Polyester or blends definitely help with regards to durability of the garment. I’ve always heard they do give extra warmth but because breathability is reduced it’s the warmth that makes you sweat. I might be wrong on the warmth factor, as 100% wool items definitely do not lack in the warmth department!
Durability is true, although that's fairly obvious anyway - using plastic materials that don't ever biodegrade is going to add to how long a garment lasts.

Warmth is due to body heat being preserved and insulated. Strictly speaking, there are no warmer materials - only materials that are better at insulating body heat and preventing cold from seeping in, by being windproof for example. This is why wearing one heavy coat is not quite as warm as wearing three layers of equally insulating materials, because the body heat is better trapped with the layers.

Synthetics can actually be quite good at preventing body heat escaping too, but the problem is that they aren't breathable. This will make you sweat inordinately in the cold, which slowly saps away body heat.
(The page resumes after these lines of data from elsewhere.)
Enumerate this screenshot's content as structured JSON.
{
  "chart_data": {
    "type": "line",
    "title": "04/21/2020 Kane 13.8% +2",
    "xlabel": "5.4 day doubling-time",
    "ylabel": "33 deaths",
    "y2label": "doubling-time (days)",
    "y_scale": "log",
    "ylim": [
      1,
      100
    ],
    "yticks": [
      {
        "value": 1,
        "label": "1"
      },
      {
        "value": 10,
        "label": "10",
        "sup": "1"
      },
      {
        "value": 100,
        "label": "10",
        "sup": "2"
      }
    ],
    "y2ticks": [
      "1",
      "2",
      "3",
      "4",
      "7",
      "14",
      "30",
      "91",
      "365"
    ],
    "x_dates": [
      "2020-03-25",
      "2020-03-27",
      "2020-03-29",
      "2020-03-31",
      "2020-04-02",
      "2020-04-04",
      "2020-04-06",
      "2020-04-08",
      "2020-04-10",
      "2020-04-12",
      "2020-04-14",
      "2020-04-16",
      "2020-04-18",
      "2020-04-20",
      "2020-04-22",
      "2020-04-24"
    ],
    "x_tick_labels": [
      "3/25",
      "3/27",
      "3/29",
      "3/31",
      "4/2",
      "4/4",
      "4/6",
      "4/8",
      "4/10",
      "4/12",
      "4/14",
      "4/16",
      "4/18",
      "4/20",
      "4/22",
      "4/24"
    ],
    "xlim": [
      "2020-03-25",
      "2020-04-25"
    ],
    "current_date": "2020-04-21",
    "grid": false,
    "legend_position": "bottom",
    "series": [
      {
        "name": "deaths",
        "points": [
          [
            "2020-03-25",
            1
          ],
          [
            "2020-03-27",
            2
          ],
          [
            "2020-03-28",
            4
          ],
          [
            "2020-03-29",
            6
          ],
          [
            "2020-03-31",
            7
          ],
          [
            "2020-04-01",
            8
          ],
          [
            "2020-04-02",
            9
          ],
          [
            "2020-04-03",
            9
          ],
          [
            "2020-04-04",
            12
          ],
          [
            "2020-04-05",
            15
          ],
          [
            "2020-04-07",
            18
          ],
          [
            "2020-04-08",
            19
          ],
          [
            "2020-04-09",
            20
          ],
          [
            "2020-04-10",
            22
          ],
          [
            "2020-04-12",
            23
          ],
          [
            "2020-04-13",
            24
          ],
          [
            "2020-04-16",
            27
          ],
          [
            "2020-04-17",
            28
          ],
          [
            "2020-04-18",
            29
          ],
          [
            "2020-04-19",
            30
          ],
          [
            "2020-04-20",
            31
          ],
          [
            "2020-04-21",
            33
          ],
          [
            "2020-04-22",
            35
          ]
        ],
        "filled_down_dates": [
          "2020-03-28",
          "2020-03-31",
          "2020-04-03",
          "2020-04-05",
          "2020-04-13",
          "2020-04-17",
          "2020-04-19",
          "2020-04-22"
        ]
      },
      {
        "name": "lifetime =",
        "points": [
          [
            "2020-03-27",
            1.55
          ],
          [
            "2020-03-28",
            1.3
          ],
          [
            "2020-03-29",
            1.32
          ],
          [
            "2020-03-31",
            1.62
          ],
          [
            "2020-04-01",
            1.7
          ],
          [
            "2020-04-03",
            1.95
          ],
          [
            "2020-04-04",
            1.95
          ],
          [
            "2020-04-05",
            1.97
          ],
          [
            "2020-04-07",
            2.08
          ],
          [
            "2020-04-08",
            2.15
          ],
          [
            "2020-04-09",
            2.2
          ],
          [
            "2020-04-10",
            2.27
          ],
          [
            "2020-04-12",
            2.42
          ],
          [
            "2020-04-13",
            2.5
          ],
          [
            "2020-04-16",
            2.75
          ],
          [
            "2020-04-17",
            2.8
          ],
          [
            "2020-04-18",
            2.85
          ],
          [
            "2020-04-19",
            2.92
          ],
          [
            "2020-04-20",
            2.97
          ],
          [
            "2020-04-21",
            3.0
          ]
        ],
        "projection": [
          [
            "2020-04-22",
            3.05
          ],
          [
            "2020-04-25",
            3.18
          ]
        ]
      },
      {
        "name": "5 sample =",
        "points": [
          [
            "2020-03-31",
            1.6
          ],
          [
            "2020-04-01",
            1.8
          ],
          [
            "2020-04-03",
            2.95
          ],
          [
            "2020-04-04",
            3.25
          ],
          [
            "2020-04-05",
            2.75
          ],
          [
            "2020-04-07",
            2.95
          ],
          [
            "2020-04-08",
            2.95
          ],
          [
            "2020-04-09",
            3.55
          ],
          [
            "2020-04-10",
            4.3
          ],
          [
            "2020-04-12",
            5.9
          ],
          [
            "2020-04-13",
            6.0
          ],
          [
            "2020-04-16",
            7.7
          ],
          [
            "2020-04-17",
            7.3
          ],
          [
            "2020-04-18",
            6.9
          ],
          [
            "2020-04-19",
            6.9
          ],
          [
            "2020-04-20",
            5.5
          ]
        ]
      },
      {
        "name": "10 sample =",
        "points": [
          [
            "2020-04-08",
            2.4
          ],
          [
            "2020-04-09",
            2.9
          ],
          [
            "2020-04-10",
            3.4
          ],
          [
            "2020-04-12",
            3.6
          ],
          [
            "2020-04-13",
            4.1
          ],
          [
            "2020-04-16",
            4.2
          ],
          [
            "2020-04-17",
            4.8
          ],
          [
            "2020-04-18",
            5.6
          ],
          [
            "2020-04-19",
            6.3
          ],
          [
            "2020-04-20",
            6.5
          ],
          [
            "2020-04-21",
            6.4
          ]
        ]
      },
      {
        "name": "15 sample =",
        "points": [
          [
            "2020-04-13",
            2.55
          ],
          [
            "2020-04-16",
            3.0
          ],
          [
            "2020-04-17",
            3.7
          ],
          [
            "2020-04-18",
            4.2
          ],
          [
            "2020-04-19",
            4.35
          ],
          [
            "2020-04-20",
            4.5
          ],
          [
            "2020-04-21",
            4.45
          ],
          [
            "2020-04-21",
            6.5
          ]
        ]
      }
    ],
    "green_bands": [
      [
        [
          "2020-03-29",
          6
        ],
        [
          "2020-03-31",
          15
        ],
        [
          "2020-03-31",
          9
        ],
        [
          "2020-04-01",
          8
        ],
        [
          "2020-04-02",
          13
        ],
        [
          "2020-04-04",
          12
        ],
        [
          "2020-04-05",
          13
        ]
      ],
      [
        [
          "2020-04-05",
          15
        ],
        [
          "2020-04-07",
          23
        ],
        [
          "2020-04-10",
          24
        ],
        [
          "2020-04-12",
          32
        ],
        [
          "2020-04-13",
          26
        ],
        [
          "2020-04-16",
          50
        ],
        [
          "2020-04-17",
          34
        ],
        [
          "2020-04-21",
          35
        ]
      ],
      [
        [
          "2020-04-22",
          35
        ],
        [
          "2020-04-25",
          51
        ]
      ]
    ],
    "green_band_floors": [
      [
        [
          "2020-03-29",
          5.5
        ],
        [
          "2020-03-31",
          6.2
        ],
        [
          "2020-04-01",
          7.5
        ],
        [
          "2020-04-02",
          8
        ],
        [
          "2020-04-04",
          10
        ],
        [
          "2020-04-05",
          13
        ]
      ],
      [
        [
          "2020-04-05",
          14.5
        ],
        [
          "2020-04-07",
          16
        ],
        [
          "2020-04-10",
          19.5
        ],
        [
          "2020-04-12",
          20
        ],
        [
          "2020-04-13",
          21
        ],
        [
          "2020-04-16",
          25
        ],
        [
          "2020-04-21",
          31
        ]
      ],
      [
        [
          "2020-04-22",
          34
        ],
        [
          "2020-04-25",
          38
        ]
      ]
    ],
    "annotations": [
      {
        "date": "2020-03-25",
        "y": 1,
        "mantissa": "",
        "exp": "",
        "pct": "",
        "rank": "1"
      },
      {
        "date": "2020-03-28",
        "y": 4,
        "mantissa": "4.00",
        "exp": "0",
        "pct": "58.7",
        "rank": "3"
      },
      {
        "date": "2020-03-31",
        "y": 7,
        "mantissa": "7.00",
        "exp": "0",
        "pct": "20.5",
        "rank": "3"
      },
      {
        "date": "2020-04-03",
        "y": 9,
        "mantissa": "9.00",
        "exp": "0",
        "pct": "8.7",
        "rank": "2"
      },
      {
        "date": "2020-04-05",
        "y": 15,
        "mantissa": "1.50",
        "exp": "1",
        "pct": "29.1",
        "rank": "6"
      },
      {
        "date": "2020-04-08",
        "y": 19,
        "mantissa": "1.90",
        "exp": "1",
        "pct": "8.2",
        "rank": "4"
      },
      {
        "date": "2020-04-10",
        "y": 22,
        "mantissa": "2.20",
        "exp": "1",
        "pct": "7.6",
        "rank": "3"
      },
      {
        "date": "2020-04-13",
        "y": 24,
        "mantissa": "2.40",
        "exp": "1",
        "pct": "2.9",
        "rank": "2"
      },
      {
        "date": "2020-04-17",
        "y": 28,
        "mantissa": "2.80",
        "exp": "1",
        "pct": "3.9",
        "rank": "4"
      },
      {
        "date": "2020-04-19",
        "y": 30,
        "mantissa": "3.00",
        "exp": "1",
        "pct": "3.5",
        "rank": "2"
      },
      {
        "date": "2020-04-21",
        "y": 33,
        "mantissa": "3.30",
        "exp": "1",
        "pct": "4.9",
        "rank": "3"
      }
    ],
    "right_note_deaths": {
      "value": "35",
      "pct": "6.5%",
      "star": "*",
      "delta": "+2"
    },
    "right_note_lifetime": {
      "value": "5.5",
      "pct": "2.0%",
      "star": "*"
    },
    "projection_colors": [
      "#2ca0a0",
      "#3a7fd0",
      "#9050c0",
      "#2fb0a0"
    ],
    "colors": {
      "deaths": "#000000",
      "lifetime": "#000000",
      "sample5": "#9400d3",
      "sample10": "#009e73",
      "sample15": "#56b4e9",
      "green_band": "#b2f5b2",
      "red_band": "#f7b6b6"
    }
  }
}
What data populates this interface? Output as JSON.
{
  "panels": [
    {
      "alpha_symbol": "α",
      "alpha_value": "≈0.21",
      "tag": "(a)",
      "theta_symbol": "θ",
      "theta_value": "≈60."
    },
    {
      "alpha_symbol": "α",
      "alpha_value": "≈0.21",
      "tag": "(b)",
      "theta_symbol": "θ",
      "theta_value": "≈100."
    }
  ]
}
So you'll feel hotter, but it's actually a bad idea in cold weather. Good outerwear and parkas using synthetics will have a permeable layer like Gore-tex to account for this problem.

Adding the synthetic into the weave of an overcoat is only a cost-saving measure; it's a way for manufacturers to cheapen their garment's price, but also its quality. Considering that I own some overcoats that are well over 100 years old, I don't think the durability argument is a very good one either. You'll never go wrong by buying the highest quality - your wife may protest, however, which is why you should always bring chocolates home as well.